The image of Grams teaching Louisa bridge is something I want to exist in the world, in my world.
“What about your father?” she asks. “After.” It's the follow-up question that on any given day would have said there’s a fifty-fifty chance of answering, and I find that with her, today, in this specific twelve minutes, the odds shift.
“I spent a lot of time waiting for him,” I say.
“What does that mean?”
“He was always elsewhere,” I say. “Even before.” The resentment I’ve processed.
Mostly. What remains is cleaner, flat disappointment in two people who could have chosen differently and didn't, abandoning me out of spite for each other. “I waited for him to be proud of me, or choose me, in any way for a long time. No matter how much Grams hated him, or how disappointed she was in her own daughter, she never let it affect me. She made sure I got his birthday card every year. Always waiting with my pile of birthday presents with twenty dollars in it. Eventually I realized they were never from him at all. That’s when I stopped waiting.
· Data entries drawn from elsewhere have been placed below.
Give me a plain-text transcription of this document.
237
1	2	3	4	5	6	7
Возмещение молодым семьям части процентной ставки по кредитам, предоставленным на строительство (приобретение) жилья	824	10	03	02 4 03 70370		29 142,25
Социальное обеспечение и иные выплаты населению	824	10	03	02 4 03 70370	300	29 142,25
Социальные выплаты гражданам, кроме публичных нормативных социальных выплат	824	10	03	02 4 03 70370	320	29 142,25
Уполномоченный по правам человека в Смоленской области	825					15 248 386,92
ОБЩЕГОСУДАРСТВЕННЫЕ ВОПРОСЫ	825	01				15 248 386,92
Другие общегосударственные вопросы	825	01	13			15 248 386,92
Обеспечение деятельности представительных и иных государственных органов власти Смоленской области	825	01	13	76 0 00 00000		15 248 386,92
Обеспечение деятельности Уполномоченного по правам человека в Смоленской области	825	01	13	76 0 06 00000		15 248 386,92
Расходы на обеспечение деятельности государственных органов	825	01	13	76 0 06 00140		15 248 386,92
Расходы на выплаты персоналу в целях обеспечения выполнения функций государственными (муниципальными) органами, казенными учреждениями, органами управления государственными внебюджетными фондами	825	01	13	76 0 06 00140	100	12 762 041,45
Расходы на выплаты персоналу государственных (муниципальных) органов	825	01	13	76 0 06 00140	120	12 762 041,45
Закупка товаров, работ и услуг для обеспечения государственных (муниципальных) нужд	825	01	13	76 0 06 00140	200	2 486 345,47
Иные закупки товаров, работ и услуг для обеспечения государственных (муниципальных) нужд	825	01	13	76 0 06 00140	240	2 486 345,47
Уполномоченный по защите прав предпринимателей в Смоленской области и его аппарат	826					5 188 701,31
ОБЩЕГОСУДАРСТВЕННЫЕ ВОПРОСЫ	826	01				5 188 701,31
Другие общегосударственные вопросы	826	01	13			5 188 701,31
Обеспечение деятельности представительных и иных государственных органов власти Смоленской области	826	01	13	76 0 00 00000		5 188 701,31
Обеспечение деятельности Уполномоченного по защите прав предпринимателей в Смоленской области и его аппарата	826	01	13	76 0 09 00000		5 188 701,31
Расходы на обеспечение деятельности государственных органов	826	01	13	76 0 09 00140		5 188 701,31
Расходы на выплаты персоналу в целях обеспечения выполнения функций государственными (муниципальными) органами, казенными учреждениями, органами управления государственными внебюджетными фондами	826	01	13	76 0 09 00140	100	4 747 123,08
My mom was at least there when I was growing up, until I became the memory of all she didn’t want to be around.
At least her birthday cards were really from her. ”
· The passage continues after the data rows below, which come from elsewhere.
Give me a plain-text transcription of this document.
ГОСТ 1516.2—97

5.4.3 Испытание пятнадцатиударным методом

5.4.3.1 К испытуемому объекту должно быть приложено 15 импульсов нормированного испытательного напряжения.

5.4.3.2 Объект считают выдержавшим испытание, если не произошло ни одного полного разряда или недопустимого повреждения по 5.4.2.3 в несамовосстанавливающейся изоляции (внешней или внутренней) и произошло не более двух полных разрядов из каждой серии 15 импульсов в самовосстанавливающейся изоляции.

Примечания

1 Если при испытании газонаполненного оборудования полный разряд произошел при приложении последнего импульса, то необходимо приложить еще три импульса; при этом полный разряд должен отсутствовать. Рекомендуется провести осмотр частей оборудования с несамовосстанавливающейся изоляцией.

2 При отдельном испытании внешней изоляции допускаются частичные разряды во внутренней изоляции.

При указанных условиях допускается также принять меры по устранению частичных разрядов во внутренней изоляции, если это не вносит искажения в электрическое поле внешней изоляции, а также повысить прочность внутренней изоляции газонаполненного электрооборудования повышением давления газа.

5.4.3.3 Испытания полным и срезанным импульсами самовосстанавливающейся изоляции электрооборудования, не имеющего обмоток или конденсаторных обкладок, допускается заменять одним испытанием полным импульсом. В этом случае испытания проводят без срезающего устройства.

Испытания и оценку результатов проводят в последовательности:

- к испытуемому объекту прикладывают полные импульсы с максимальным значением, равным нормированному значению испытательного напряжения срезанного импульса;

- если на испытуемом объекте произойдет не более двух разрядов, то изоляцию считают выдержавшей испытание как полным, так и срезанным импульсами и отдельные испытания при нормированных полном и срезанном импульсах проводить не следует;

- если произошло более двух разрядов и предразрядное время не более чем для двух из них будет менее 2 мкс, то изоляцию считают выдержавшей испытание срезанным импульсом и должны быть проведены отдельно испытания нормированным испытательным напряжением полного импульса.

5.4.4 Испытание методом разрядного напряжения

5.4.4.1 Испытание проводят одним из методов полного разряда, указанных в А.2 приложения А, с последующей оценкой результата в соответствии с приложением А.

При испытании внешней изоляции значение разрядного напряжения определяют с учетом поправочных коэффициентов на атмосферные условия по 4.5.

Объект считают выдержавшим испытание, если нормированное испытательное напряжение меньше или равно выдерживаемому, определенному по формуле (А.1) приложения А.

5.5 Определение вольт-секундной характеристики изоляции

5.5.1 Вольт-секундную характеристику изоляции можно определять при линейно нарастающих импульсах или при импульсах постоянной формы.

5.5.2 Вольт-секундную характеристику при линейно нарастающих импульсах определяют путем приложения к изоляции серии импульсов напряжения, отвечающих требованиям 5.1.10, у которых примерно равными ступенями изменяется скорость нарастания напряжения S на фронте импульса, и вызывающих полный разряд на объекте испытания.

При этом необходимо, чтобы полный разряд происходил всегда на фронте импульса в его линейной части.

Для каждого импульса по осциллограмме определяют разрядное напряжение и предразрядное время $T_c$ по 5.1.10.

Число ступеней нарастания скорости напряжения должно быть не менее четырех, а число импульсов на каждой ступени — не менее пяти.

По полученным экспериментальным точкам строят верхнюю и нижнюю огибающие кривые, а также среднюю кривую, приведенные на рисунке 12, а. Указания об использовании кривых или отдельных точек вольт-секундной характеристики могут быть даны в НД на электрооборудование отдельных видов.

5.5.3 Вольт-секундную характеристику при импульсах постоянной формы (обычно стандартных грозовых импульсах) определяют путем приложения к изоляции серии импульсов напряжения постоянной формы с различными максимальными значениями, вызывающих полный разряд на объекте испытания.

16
“That’s a lot.” She says it and it’s validating. She’s not using it as justification to explain anything about me away, just acknowledging this part of who I am.
“When I stopped waiting,” I continue, because there’s no reason to stop now, “things got easier. You can’t be let down by someone you've stopped expecting things from.” I say it the way I've learned to tell myself doesn’t have the weight of old resentment dragging at its edges.
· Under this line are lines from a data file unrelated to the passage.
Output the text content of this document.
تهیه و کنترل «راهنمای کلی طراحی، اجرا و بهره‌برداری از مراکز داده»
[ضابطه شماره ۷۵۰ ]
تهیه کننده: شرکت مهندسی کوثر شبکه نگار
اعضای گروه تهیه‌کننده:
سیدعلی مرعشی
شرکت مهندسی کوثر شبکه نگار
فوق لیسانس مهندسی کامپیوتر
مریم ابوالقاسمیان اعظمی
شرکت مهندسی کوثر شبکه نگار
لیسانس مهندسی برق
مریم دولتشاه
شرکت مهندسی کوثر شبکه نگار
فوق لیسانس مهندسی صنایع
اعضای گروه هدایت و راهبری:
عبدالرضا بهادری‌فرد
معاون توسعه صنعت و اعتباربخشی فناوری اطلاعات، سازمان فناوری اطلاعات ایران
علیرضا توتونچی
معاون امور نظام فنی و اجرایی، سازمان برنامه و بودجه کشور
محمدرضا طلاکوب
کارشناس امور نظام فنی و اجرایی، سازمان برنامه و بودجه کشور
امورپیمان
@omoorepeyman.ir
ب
It took longer to achieve than I'll tell anyone.
But it's true now, or true enough. “Grams is the reason anything about me works,” I say.
We're a block away, meaning I get to conclude this dive into my childhood. “Everything that functions. Everything I’ve built. It maybe started because I wanted to impress them, to be the thing so undeniably successful they would be proud and regret leaving. But then it became about her. She was the only person who pushed me without an agenda. The only one whose investment in me had nothing to do with what I'd eventually be able to do for her.” I pause as I follow the traffic lights, each red stop light gives me a minute to pause, and decide if I should continue. “I'll never be able to do enough in return. I know that. But she’s close, and she’s taken care of, and I show up every Friday for breakfast.”
She doesn’t try to fill the space with noise, or fix it, or reflect it back at me with therapeutic phrasing. She just holds it with me for the last half block.
“Hudson.”
“Mm.”
“You're enough.”
Two words, quietly delivered. I don’t respond. Not outside my own brain. They are words I never admit to myself and certainly have never heard spoken out loud, only ever received from Grams in the form of action. But there’s something different to hearing something spoken.
I pull into the small lot and cut the engine off.
“Ready?” I ask.
“Since the second you said Grams,” she says. And she’s out of the car before I am.